Muhammad Adnan menjadi anggota DPA RI pada tahun 1947. Muhammad Adnan, seorang ulama yang hanya berpendidikan pesantren tanpa pendidikan Barat dengan tanpa ditanya lebih dahulu diangkat menjadi anggota Lembaga Tinggi Negara, yaitu Dewan Pertimbangan Agung (DPA). Pemberitahuan pengangkatan itu hanya diketik diatas sehelai kartu pos cetakan Jepang, tertanggal 28 September 1945 dan ditandatangani Sekretaris Negara Mr. A.G. Pringgodigdo. Pada masa Revolusi segala-galanya memang sederhana, bahkan sangat sederhana. Anggota DPA mendapat uang kehormatan 200 rupiah per bulan. Ini berlaku bagi mereka yang tidak merangkap pegawai negeri. Mereka yang merangkap jabatan sebagai pegawai negeri hanya memperoleh uang duduk (uang sidang) 20 rupiah sehari dan uang harian 15 rupiah. Kemudian menjadi anggota DPR di Jakarta pada tahun 1950 – 1955. Selain itu pada tahun 1956 – 1959 ia juga menjadi anggota Konstituante RI di Bandung hasil Pemilihan Umum pertama. Pengalihan tugas dari DPA ke DPR menyebabkan Muhammad Adnan lebih banyak lagi berkecimpung dalam dunia politik. Karena Muhammad Adnan dulu diusulkan oleh Masyumi.

Diplomasi

sunting

Untuk menyampaikan keputusan sidang kabinet Hatta Pada tanggal 19 September 1945, Kiai H. Masykur pergi ke Surakarta untuk menemui Muhammad Adnan dan Syamsi. Dalam usaha mengirimkan misi haji Republik Indonesia yang pertama ke tanah suci Makkah pada musim haji 1948. Pemerintah RI mengutus Muhammad Adnan menjadi Ketua Misi Haji dan Misi Diplomasi pertama ke Saudi Arabia/Timur Tengah bersama KH. Sholeh Saudi, H. Syamsir dan KH. Ismail Banda untuk mengadakan kontak dengan Raja Ibnu Saud dan pemimpin-pemimpin negara Islam yang sedang menjalankan ibadah haji, untuk merundingkan mendapat pengakuan Negara RI dan mengatur perjalanan haji yang pertama setelah Perang Dunia II.

Sosial Kemasyarakatan

sunting

Ia menjadi penasehat PMI pusat Jakarta pada tahun 1947. Juga penasehat Syuriah PBNU serta Dewan Pimpinan Umum PBNU pada tahun 1950. Muhammad Adnan selain sebagai pendidik ia juga seorang arsitek yang merancang masjid jami’ Tegalsari.
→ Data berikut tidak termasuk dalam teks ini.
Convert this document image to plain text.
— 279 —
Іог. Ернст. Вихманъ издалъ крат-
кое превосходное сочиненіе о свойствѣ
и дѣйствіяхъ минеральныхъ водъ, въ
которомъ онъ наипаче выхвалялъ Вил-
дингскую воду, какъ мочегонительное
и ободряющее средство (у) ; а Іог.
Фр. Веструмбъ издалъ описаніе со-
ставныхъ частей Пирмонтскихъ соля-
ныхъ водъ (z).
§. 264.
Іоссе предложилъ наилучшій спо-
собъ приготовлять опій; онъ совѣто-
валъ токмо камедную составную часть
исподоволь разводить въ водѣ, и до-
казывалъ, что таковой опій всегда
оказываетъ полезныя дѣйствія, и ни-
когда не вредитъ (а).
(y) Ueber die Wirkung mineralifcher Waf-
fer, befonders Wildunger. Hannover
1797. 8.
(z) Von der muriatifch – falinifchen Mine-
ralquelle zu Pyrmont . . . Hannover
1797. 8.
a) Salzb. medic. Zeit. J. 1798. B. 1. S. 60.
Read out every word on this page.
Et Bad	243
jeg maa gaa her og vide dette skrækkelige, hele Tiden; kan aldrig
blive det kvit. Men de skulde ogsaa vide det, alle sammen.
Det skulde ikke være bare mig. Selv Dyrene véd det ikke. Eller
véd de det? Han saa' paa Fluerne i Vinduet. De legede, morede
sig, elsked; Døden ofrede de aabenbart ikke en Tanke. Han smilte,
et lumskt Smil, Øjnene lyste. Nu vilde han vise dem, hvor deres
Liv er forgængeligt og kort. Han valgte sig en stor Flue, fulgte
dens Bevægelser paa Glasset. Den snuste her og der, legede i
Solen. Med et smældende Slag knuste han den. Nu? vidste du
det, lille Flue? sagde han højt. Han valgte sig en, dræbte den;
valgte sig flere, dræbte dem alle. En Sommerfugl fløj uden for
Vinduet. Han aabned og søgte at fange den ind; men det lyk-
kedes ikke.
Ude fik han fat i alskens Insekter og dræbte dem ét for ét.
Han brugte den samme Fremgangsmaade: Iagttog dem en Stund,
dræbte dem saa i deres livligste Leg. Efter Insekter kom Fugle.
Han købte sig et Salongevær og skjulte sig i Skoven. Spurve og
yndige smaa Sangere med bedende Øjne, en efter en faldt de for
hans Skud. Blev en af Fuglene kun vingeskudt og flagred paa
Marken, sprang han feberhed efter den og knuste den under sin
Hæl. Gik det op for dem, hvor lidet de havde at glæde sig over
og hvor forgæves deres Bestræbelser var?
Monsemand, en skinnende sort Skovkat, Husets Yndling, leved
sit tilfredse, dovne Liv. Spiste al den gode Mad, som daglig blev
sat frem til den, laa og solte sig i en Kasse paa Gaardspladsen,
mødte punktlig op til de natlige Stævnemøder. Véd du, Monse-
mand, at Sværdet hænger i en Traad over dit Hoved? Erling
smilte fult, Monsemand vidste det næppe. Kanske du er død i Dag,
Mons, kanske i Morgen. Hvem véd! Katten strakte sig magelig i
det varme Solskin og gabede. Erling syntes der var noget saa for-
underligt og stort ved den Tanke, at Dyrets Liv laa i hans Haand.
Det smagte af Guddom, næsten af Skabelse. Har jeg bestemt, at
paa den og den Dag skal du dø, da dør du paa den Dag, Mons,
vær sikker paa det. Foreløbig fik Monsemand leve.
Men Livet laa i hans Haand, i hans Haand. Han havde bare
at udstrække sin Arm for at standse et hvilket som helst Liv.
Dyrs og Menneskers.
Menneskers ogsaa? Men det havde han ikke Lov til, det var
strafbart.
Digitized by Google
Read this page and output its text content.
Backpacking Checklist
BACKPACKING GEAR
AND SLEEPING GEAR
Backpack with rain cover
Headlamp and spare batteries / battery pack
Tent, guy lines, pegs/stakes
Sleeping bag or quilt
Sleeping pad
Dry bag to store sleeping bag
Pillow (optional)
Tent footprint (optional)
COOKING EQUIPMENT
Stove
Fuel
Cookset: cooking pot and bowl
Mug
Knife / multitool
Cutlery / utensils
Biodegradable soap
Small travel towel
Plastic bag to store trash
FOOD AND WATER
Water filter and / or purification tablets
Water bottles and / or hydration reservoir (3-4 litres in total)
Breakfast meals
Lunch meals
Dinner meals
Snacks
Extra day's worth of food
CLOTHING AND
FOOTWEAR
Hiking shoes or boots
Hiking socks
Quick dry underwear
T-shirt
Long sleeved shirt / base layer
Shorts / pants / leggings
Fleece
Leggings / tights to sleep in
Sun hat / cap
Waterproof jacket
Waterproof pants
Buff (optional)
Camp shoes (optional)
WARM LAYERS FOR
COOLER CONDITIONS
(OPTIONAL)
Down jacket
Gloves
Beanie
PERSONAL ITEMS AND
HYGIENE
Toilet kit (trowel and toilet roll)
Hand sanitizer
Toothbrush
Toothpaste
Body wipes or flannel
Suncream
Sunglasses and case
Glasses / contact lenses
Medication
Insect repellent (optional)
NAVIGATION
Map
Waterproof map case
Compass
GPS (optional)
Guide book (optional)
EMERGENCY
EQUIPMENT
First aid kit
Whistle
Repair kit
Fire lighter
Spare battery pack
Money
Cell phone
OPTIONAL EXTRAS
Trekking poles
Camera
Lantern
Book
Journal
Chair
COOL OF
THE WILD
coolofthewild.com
Pencetus gagasan untuk membangun masjid Jami’ Tegalsari adalah: K.H.R. Muhammad Adnan, H. Sonhaji, H. Djayadi, KH. A. Mudzakir, Ali Imron dan KH. M. Umar bin Akram. Semua orang tersebut di atas sudah wafat dan nama-nama ia tertulis di prasasti tembok belakang masjid. Setelah bangunan masjid berdiri Muhammad Adnan segera menghubungi penguasa kraton Surakarta untuk mengajukan izin mendirikan salat jum’at. Atas beberapa pertimbangan, antara lain semakin banyaknya penduduk yang bermukim jauh dari masjid jami’ (masjid kraton) akhirnya pihak kraton memberikan izin kepada takmir masjid Tegalsari untuk menyelenggarakan shalat jum’at. Pada tengah malam dinihari, selasa pon 24 juni 1969, pukul 03.30 Muhammad Adnan dipanggil oleh Allah Swt., setelah mencapai usia 80 tahun. Jenazahnya dimakamkan hari itu juga ke Pajang, Surakarta setelah dishalatkan di Masjid Syuhada Yogyakarta dan Masjid Tegalsari, Surakarta.

Karya-karya

sunting

Muhammad Adnan aktif juga menulis baik dalam bahasa Indonesia atau bahasa Jawa karangannya antara lain:

Merupakan kitab tafsir Al-Qur’an lengkap 30 juz menggunakan bahasa Jawa dan memakai aksara roman yang diterbitkan oleh PT. Al-Ma’arif, Bandung. Kitab tafsir ini sudah mengalami beberapa kali cetak, pertama kali kitab ini ditulis dengan menggunakan bahasa Jawa aksara Arab pegon, kemudian disusun kembali dengan memakai aksara roman (latin)

  • Hidayatul Islam

Adalah kitab yang berisi tentang akhlaq (budi pekerti) yang ditulis dengan memakai berbahasa Jawa berhuruf Arab Pegon, yang banyak juga disertai sumber-sumber Al-Qur’an dan Al-Hadis.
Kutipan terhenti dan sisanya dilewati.